Birthright

As a White person with an ancestry in the United States that goes back before the country existed, I’ve spent most of my life assuming the truth of American Exceptionalism.

Don’t get me wrong – I’ve been critical of my country most of my life – but there was still this belief in some of our principles and maybe even the Constitution that let me think “we’re different” and “we’ll get around to fixing that.”

One of the things that kept that belief intact was birthright citizenship.

I recall learning at some point that people who were born in Germany to parents who had come from other places to work there were not German citizens and I was appalled. I had always assumed that birthright citizenship was a given everywhere, but instead it appeared it was an exception.

As in exceptional. As in one of the things that makes the United States exceptional.

The grifter – who is back in the White House because no one with the authority chose to enforce another provision of the 14th Amendment that bars insurrectionists from office – wants to take away one of the key elements of American Exceptionalism.

He doesn’t want the country to be exceptional. He just wants to do his performative powerful rich man routine and see how many people he can hurt in the process.

Of the many things that man and his minions – or maybe his handlers, given the financial power of the broligarchs – are doing to destroy our country, this might not be the worst. Even the current Supreme Court might rule it violates the Constitution. It’s certainly not the one that will affect me personally, given my ancestry.

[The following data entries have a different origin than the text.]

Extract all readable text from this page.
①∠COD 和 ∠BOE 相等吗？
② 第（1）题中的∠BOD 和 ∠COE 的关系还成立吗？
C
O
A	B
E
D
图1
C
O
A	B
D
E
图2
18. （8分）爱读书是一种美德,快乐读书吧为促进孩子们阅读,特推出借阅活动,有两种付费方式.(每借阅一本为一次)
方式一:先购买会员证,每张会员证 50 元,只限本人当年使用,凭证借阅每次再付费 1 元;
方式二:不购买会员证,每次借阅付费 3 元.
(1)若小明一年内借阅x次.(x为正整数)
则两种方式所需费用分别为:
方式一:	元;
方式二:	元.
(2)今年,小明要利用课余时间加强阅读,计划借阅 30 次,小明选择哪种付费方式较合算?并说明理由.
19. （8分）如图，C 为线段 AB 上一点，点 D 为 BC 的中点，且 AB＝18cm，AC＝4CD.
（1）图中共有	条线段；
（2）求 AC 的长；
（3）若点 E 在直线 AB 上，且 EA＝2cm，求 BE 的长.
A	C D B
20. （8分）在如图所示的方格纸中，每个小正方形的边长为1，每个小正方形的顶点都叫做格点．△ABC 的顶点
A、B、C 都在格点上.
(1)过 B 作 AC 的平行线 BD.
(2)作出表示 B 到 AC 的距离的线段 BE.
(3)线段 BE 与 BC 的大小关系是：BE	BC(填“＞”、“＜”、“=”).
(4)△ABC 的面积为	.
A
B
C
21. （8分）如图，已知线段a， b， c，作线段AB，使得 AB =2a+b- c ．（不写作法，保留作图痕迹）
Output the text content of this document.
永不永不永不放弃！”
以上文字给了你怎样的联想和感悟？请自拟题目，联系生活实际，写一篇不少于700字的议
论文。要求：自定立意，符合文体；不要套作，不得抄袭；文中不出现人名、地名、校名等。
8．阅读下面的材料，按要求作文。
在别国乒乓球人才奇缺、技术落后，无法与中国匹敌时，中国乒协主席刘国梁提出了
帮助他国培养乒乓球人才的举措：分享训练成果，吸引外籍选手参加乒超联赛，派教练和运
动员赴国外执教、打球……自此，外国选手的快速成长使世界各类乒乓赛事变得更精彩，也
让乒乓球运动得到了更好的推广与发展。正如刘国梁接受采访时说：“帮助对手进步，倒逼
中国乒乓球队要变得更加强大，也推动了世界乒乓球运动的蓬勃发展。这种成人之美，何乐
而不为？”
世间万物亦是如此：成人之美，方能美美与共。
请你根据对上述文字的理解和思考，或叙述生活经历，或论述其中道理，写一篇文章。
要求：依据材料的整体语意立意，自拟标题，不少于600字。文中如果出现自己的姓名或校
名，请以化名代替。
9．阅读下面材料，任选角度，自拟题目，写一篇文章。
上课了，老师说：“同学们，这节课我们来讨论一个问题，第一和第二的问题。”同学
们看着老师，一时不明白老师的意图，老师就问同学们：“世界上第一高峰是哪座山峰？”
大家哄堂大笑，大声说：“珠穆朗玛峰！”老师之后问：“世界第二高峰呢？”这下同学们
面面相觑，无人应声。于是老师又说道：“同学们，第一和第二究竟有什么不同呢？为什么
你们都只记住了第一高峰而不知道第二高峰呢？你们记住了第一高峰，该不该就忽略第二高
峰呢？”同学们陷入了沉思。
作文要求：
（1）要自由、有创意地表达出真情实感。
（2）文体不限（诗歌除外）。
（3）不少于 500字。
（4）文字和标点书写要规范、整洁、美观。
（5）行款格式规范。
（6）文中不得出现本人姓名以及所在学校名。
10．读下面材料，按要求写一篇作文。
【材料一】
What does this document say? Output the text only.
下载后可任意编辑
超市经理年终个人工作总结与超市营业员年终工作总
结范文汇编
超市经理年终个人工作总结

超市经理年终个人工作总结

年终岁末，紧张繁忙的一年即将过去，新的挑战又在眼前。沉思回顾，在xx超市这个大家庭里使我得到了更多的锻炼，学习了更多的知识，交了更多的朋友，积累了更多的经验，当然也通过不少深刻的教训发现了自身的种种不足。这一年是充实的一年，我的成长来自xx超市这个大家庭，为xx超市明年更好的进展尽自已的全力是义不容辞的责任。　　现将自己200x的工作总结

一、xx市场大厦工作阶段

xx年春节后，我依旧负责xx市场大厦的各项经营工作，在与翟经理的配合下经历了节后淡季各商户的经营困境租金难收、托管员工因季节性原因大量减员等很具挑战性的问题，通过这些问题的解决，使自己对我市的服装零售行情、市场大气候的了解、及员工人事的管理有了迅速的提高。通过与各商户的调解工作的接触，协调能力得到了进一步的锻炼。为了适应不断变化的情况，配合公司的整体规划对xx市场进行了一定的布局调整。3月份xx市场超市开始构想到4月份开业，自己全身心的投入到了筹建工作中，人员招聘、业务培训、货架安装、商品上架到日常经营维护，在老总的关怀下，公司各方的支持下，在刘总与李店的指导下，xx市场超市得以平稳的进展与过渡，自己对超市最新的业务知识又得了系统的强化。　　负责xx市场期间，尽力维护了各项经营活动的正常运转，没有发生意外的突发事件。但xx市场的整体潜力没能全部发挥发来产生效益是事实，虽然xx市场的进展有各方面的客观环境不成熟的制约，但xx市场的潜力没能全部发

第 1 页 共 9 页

(The only people who have the right to tell me I don’t belong here are those whose ancestors were here before the Europeans invaded, and that certainly doesn’t include people like the grifter.)

But it’s the one that stabs me in the heart. There’s just something about the principle that if you’re born someplace, you belong there.

I mean, where else can you really belong but the place you were born?

More than just an American, I will always be a Texan, even though I’m very glad I’m not living there these days. And I will not let the right wing misogynists running that state tell me I’m not.

I’ve always liked some lines from Robert Frost’s “The Hired Man:”

‘Home is the place where, when you have to go there,
They have to take you in.’

‘I should have called it
Something you somehow haven’t to deserve.’

That’s the way I feel about the place where I was born. That’s the way I think everyone is entitled to feel about the place they were born.

Being born somewhere means you have a right to be there. It’s not something you have to deserve.

And they do have to take you in.

I just re-read the poem and it made me cry. It always makes me cry.

I’ve never been a fan of the national borders and citizenship and residency rights human beings have invented over centuries to make sure a large number of people on this planet are always in a no win situation.

I just know that in my gut I feel like having a home – in all its senses – should be a given.

I hope the suits being brought against this nonsense succeed. I will support them. I wish I still trusted that the system would overturn this nonsense.

Because it matters. The right to live where you were born matters.